De quoi la lutte est-elle le nom ?
On aura deviné, entre les lignes, les principaux axes du débat au cours duquel Alain Badiou et Anasse Kazib ont échangé, à partir de la situation actuelle, autour des tâches qui devraient être celles des militantes et de militants révolutionnaires s’il ne se pensent pas « seulement » comme des activistes de la grève, pour la faire rebondir et essayer de la faire gagner, mais également comme des actrices et des acteurs de la transformation sociale radicale à imposer, contre le patronat et leurs représentants politique, aujourd’hui Emmanuel Macron et ses ministres.
A la recherche du parti perdu
Les intertitres qui ponctuent cette présentation des grandes lignes de force de la discussion reprennent les couvertures de quelques-uns des principaux essais publiés par Alain Badiou en guise de bilan, sur le long cours, de la séquence post-1968 : Révolution : brouillon d’un commencement (1968), Le mouvement ouvrier français contre le syndicalisme (1975), A la recherche du réel perdu (2015) et, bien entendu, Circonstances 4. De quoi Sarkozy est-il le nom ?(2007).
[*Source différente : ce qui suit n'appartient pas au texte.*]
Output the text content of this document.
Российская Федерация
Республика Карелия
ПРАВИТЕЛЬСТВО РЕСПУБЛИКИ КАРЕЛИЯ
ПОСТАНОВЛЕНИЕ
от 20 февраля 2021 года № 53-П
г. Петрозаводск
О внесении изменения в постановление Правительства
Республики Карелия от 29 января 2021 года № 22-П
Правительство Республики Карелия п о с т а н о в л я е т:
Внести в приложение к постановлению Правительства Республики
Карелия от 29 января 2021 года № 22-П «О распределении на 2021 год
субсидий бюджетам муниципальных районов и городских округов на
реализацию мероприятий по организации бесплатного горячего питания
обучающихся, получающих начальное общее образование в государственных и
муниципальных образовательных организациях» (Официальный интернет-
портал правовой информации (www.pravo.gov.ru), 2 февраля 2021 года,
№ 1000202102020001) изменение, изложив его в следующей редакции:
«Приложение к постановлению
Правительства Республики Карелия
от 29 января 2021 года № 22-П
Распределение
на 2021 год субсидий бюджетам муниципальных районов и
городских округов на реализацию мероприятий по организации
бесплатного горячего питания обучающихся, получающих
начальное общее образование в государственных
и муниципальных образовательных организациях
C’est au croisement et à la lumière, directement ou indirectement, de ces discussions badiousiennes, sur la question du programme en capacité d’offrir un « passage du mouvement singulier » à une « généralité nécessaire », sur les contradictions autour des modalités de lutte contre les directions syndicales, du positionnement des révolutionnaires par rapport à la thématique électorale, au parlementarisme et au ministérialisme, des modalités d’organisation de la classe en parti de façon à « dépasser les freins subjectifs et objectifs à un engagement politique nouveau » qu’Alain Badiou et Anasse Kazib ont croisé le fer, le plus léniniste n’étant pas, en dernière instance, celui que l’on croit. Du moins si l’on suit le cheminot.
Ce n’est qu’un début…
Le débat, riche et extrêmement cordial, est à retrouver, ci-dessous, dans son intégralité. On ne saurait que trop espérer qu’il donne lieu à des prolongations et à une poursuite des échanges, à un renouveau des discussions entre intellectuelles et intellectuels marxistes et engagés et les secteurs les plus radicalisés du mouvement ouvrier qui ont su faire montre, au cours des dernières semaines, d’un très haut degré de créativité mais également d’une très grande avidité politique, symptomatique de ces périodes d’ouverture de situations aux potentialités nouvelles. Le combat, sur ce front-là, comme sur d’autres, plus immédiats, continue. Ce n’est pas Badiou qui sera en désaccord là-dessus.